Posted: 8 July 2022
Global seafloor areas considered mapped in the GEBCO grid. Grey: mapped areas in the 2021 release. Red: additional coverage in the 2022 release. <em>Image: Nippon Foundation-GEBCO Seabed 2030 Global Center (GDACC) on behalf of Seabed 2030.</em>

The Nippon Foundation-GEBCO Seabed 2030 Project, an international effort to chart the world’s entire ocean floor, has announced an increase in ocean data equating to the size of Europe.

The latest GEBCO Grid figure now stands at 23.4%, reflecting an increase of 10.1 million square kilometres of new bathymetric data from last year’s figure. This increase is equivalent to an area around the size of Europe; and slightly larger than the Sahara – Earth’s largest hot desert.

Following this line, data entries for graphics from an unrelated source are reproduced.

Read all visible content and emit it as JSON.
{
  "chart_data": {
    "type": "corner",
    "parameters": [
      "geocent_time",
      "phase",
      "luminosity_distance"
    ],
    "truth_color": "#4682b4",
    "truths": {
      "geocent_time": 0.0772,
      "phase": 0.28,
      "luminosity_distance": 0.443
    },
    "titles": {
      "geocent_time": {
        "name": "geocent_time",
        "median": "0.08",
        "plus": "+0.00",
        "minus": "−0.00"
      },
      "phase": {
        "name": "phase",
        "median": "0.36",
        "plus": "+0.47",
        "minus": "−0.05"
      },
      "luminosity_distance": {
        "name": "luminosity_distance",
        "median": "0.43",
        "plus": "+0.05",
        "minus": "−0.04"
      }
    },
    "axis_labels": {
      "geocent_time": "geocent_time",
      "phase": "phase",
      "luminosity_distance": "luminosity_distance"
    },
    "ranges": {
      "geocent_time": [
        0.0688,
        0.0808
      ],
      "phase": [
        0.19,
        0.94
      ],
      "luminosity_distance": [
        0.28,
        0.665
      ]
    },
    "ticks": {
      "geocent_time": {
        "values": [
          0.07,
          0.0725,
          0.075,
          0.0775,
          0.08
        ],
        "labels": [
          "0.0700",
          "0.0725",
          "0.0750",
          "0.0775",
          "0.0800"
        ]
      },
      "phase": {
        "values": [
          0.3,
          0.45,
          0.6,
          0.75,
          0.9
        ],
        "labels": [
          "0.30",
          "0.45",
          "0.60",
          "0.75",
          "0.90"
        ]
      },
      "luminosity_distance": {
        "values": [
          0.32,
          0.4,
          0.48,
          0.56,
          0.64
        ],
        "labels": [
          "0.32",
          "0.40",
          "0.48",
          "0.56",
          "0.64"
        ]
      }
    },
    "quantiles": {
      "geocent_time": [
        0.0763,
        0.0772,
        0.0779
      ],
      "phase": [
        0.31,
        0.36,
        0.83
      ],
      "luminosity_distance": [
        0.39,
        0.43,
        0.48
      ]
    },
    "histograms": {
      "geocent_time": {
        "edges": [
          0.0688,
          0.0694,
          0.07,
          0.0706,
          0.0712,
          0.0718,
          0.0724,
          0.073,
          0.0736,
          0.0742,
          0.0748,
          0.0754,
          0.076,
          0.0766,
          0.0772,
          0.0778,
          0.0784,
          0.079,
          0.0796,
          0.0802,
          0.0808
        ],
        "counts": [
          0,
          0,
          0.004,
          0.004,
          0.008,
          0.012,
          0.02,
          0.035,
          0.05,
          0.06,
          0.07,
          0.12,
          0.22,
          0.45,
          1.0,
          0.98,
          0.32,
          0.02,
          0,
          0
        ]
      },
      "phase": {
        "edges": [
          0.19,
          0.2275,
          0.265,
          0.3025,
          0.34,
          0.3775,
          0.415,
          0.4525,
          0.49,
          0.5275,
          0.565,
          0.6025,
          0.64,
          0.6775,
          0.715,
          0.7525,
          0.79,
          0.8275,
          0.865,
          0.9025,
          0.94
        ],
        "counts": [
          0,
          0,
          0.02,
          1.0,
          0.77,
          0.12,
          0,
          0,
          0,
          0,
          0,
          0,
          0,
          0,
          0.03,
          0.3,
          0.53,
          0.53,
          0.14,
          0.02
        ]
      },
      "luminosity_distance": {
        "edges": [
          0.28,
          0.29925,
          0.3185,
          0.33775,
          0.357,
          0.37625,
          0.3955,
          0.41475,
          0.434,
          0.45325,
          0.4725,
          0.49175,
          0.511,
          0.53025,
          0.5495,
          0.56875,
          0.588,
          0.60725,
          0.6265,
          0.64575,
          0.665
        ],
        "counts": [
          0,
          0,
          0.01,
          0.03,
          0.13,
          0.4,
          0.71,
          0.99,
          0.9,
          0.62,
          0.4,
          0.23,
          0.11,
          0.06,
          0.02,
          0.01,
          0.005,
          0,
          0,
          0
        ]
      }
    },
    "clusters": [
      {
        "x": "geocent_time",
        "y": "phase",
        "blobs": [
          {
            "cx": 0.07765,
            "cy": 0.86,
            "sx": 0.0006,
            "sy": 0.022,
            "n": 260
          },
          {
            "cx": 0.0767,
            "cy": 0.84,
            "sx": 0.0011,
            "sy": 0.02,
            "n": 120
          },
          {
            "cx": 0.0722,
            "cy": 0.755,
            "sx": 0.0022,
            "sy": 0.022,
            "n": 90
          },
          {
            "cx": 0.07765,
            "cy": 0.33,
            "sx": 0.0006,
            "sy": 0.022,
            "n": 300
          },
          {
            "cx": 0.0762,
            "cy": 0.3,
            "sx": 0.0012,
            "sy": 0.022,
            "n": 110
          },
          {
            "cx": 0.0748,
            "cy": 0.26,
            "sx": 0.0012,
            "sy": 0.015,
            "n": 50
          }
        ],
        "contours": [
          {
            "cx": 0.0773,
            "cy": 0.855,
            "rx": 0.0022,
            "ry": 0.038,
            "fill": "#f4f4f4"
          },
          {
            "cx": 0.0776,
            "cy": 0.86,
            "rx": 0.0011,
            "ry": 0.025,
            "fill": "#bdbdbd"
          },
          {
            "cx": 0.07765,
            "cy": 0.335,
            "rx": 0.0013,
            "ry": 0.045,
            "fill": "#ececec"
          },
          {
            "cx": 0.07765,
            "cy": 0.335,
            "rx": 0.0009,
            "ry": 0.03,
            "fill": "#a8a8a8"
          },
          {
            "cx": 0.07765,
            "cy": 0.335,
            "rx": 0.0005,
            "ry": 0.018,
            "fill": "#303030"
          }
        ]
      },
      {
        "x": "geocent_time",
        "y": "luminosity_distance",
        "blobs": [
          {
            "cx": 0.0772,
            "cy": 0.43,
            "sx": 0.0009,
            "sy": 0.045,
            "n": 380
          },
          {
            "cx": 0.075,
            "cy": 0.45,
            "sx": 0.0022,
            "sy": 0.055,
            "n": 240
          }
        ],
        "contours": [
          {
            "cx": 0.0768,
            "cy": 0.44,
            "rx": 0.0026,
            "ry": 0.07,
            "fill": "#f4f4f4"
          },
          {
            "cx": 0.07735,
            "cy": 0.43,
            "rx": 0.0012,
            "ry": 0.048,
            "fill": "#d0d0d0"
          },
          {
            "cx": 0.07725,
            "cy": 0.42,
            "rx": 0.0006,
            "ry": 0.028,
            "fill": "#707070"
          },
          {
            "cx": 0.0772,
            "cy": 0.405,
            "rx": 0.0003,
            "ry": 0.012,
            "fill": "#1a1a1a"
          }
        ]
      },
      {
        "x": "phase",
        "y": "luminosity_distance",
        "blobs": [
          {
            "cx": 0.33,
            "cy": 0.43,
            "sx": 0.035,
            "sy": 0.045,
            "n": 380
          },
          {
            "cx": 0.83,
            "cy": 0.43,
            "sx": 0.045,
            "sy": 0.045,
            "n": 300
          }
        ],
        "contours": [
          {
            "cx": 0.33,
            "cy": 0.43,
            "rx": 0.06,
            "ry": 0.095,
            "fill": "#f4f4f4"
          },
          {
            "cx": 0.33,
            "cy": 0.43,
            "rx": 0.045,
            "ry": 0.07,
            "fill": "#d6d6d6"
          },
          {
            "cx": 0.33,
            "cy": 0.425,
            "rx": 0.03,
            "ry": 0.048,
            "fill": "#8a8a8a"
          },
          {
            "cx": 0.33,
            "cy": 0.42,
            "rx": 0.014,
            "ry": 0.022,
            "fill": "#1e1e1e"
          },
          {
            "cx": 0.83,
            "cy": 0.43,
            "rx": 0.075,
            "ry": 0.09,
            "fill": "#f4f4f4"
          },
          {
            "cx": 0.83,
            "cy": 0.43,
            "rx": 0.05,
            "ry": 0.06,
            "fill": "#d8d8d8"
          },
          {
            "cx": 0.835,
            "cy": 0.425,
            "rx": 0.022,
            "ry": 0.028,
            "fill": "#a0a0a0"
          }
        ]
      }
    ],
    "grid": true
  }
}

Seabed 2030 is a collaborative project between The Nippon Foundation and the General Bathymetric Chart of the Oceans (GEBCO) to inspire the complete mapping of the world’s ocean by 2030, and to compile all bathymetric data into the freely available GEBCO Ocean Map.

The British Oceanographic Data Center (BODC), part of the UK’s National Oceanography Center (NOC), acts as the Global Center for Seabed 2030.

Pauline Weatherall, GEBCO Digital Atlas Manager, said, “At BODC we’re responsible for assembling and making available GEBCO’s global bathymetric grids.

“We’re proud to work closely with colleagues at the global network of Seabed Regional Centers and partner organisations to bring together their regional bathymetric compilations into a global, harmonised, data set.”

The latest GEBCO global bathymetric model, the GEBCO_2022 Grid, has just been released and is available for direct download either as a global data file or for user-defined geographic regions in a number of export formats through an app developed at BODC: https://download.gebco.net.

GEBCO is a joint programme of the International Hydrographic Organization (IHO) and the Intergovernmental Oceanographic Commission of UNESCO (IOC-UNESCO) and is the only initiative with a mandate to map the entire ocean floor.